Previously here and here. As mentioned earlier, I don't know enough about Afghanistan to oversee an ongoing debate about the trends and evidence there. But after an initial dispatch saying there was no hope, and a second saying there were problems but of a different sort, here is an argument from reader John Dowd, a Vietnam veteran, for sticking it out as the least-bad option. This will be it for now.
There is no doubt that Afghanistan and our policy there are in disarray....
I read the [Dalrymple] piece and found it pessimistic in the extreme and, not all that relevant to the current situation. Much of the article is devoted to the British debacle in the 1840s and the hard lessons learned therefrom. It is my view that we have learned them. I don't think the U. S. Army is going to lose 18,000 men marching through the mountainous valleys south of Kabul. Does Mr. Dalrymple think that the U. S. military men have not read the same accounts of the British route that he has?
He discusses his trip to the mountainous north in terms that are frightening and one wonders if this can possibly be the same land in which Greg Mortenson is building schools ("Three Cups of Tea" and "Stones into Schools"). His statement that a foreigner cannot walk the streets of Kabul without an armed guard strikes me as highly over-stated. I suspect foreigners walk the streets of Kabul every day. And he says:"Certainly it is becoming clearer than ever that the once-hated Taliban, far from being swept away by General Stanley McChrystal's surge, are instead regrouping, ready for the final act in the history of Hamid Karzai's western-installed puppet government. The Taliban have now advanced out of their borderland safe havens to the very gates of Kabul and are surrounding the capital, much as the US-backed mujahedin once did to the Soviet-installed regime in the late 1980s."I don't think there's any evidence to support this rather wild claim. McChrystal's "surge" was intended to neutralize the Taliban by forcing them to defend their home turf (Marjeh, Kandahar and the Helmund River valley). The Taliban in response to that initiative have stepped up their attacks outside that region, but have resorted primarily to suicide bombings, assassinations and the like. The surge may not be going as well as we had hoped, but there is no evidence (of which I am aware) that the Taliban are re-grouping. For the most part, I think they are doing what they always do, hiding out and making occasional strikes.
Much of the current higher levels of violence in Kabul has been initiated by Al Qaeda and is a run up to the military conference being held there.
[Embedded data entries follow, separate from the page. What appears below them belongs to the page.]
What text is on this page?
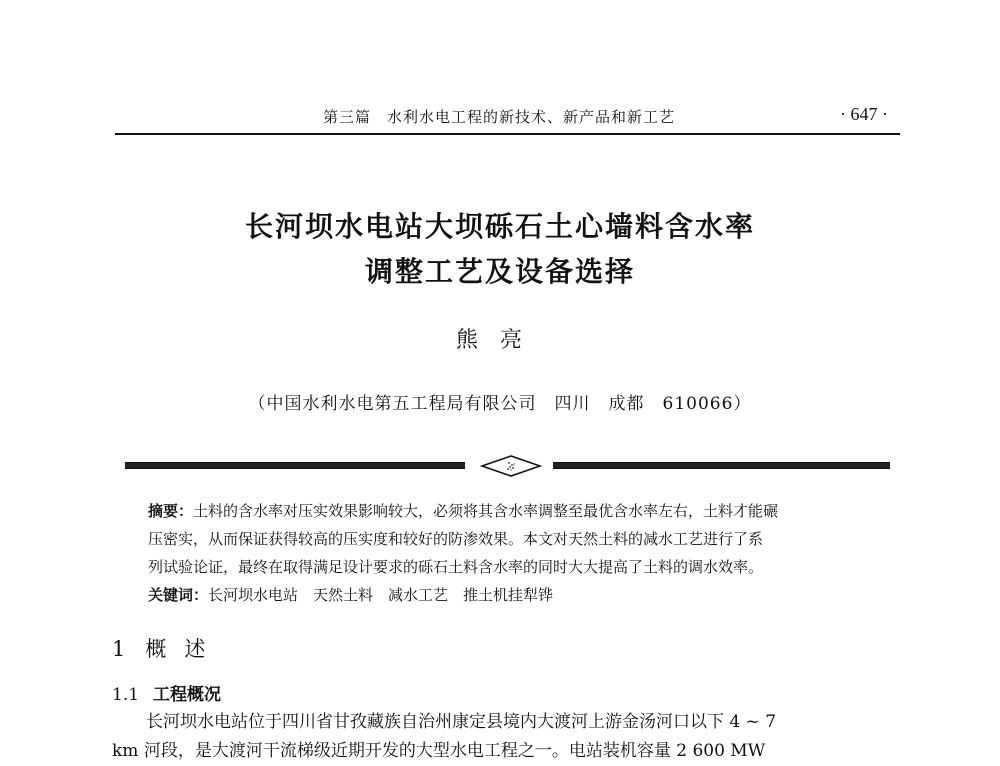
第三篇　水利水电工程的新技术、新产品和新工艺	· 647 ·
长河坝水电站大坝砾石土心墙料含水率
调整工艺及设备选择
熊亮
（中国水利水电第五工程局有限公司　四川　成都　610066）
摘要：土料的含水率对压实效果影响较大，必须将其含水率调整至最优含水率左右，土料才能碾
压密实，从而保证获得较高的压实度和较好的防渗效果。本文对天然土料的减水工艺进行了系
列试验论证，最终在取得满足设计要求的砾石土料含水率的同时大大提高了土料的调水效率。
关键词：长河坝水电站　天然土料　减水工艺　推土机挂犁铧
1 概述
1.1 工程概况
长河坝水电站位于四川省甘孜藏族自治州康定县境内大渡河上游金汤河口以下 4 ~ 7
km 河段，是大渡河干流梯级近期开发的大型水电工程之一。电站装机容量 2 600 MW
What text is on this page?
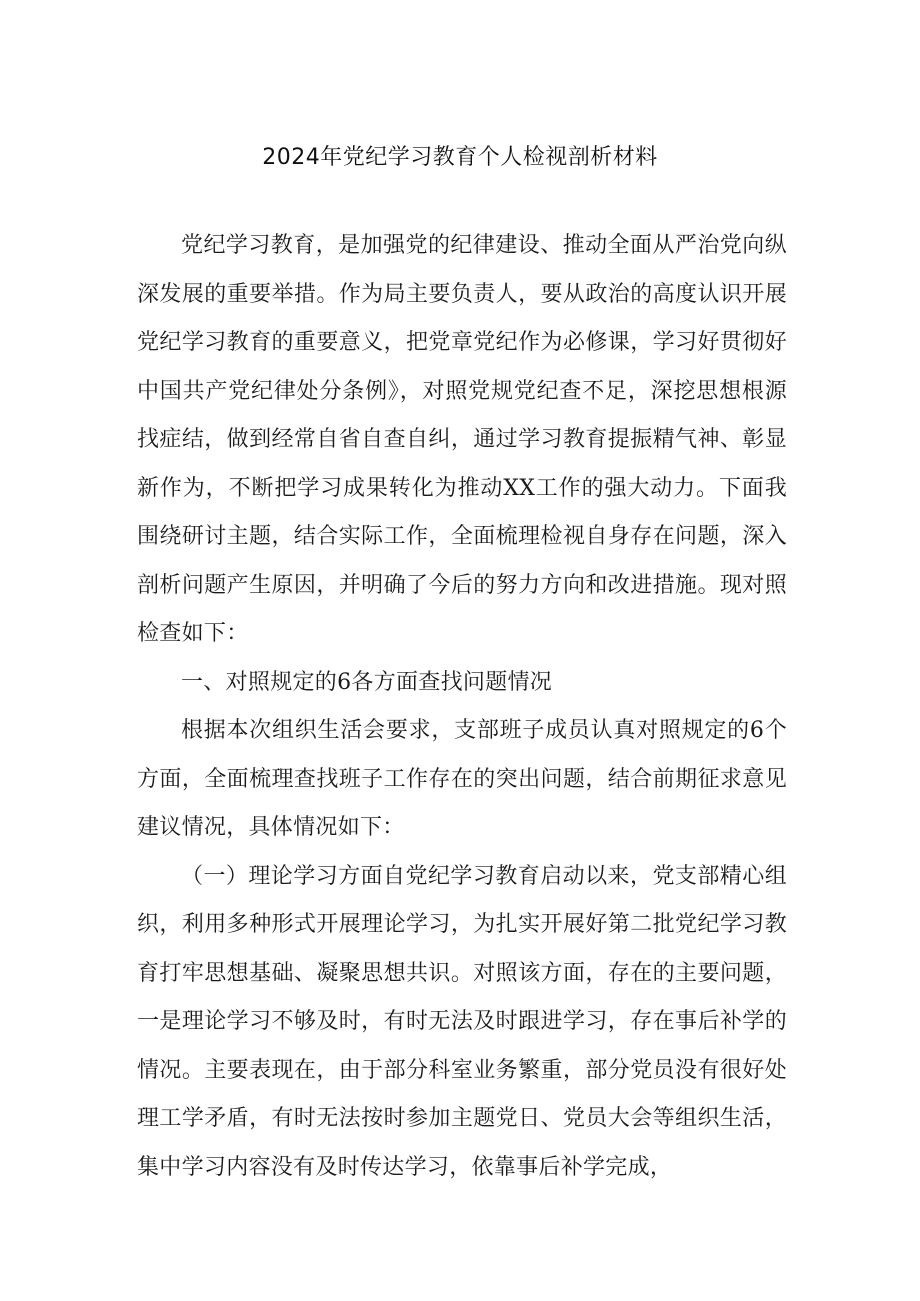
2024年党纪学习教育个人检视剖析材料

党纪学习教育，是加强党的纪律建设、推动全面从严治党向纵深发展的重要举措。作为局主要负责人，要从政治的高度认识开展党纪学习教育的重要意义，把党章党纪作为必修课，学习好贯彻好中国共产党纪律处分条例》，对照党规党纪查不足，深挖思想根源找症结，做到经常自省自查自纠，通过学习教育提振精气神、彰显新作为，不断把学习成果转化为推动XX工作的强大动力。下面我围绕研讨主题，结合实际工作，全面梳理检视自身存在问题，深入剖析问题产生原因，并明确了今后的努力方向和改进措施。现对照检查如下：

一、对照规定的6各方面查找问题情况

根据本次组织生活会要求，支部班子成员认真对照规定的6个方面，全面梳理查找班子工作存在的突出问题，结合前期征求意见建议情况，具体情况如下：

（一）理论学习方面自党纪学习教育启动以来，党支部精心组织，利用多种形式开展理论学习，为扎实开展好第二批党纪学习教育打牢思想基础、凝聚思想共识。对照该方面，存在的主要问题，一是理论学习不够及时，有时无法及时跟进学习，存在事后补学的情况。主要表现在，由于部分科室业务繁重，部分党员没有很好处理工学矛盾，有时无法按时参加主题党日、党员大会等组织生活，集中学习内容没有及时传达学习，依靠事后补学完成，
At least that's what some are reporting...
Nowhere in the article does he even mention what I think is the 'elephant in the room' and that is Pakistan's nuclear arsenal. The nukes are a major point of departure from the British debacles. We have a lot more to lose. I don't think there should be any illusion that the U. S. military is in the region to create a new Afghanistan. We are there to keep the Al Qaeda on its heels and to stabilize the region politically. So far we have been able to persuade India to stay (more or less) out it. We have not let the rampant instability in the region threaten the government in Pakistan (which is only just hanging on by a thread).
To me there are two fundamental questions facing Obama. One is how to keep the islamists from reorganizing a base of operations from which to launch terror attacks like those that have killed thousands of Americans, Europeans, Australians and others. This is and will be ongoing. There is no victory here, just a maintenance of the status quo which has, for the past few years, been mostly satisfactory. Would it have been otherwise had we not been in the region? It's an unanswerable question.
The second (and in my view) even more pressing issue is the safe-guarding of the Pakistani nukes. If the government of Pakistan topples and Islamic fundamentalists take over, India will no longer sit idly by. A major war could (and probably would) break out. Also Pakistan has tried to sell its nukes before (remember Kahn)....
Abandonment is not an option in my view. Perhaps we can engage the situation more effectively, but we cannot walk away as some would apparently have us do. The effort to date has been a huge financial drain and resulted in the loss (over nine years) of about 1000 servicemen. When I stepped off the plane in Dong Ha, RVN, U. S. losses were in excess of 400KIA a week. 2500 GIs died in the first day at Normandy.
I do think we need to redefine our publicly stated mission and make it clear that there will be no 'winning' this war. There will not come a point when we are done.
So if there is no 'winning' and there will be no point when it will be 'done,' is it in our vital national interest to be there .... indefinitely? To John Dowd's credit, he states the basic choice that bluntly. His answer is We Must. My instinct remains, We Can't.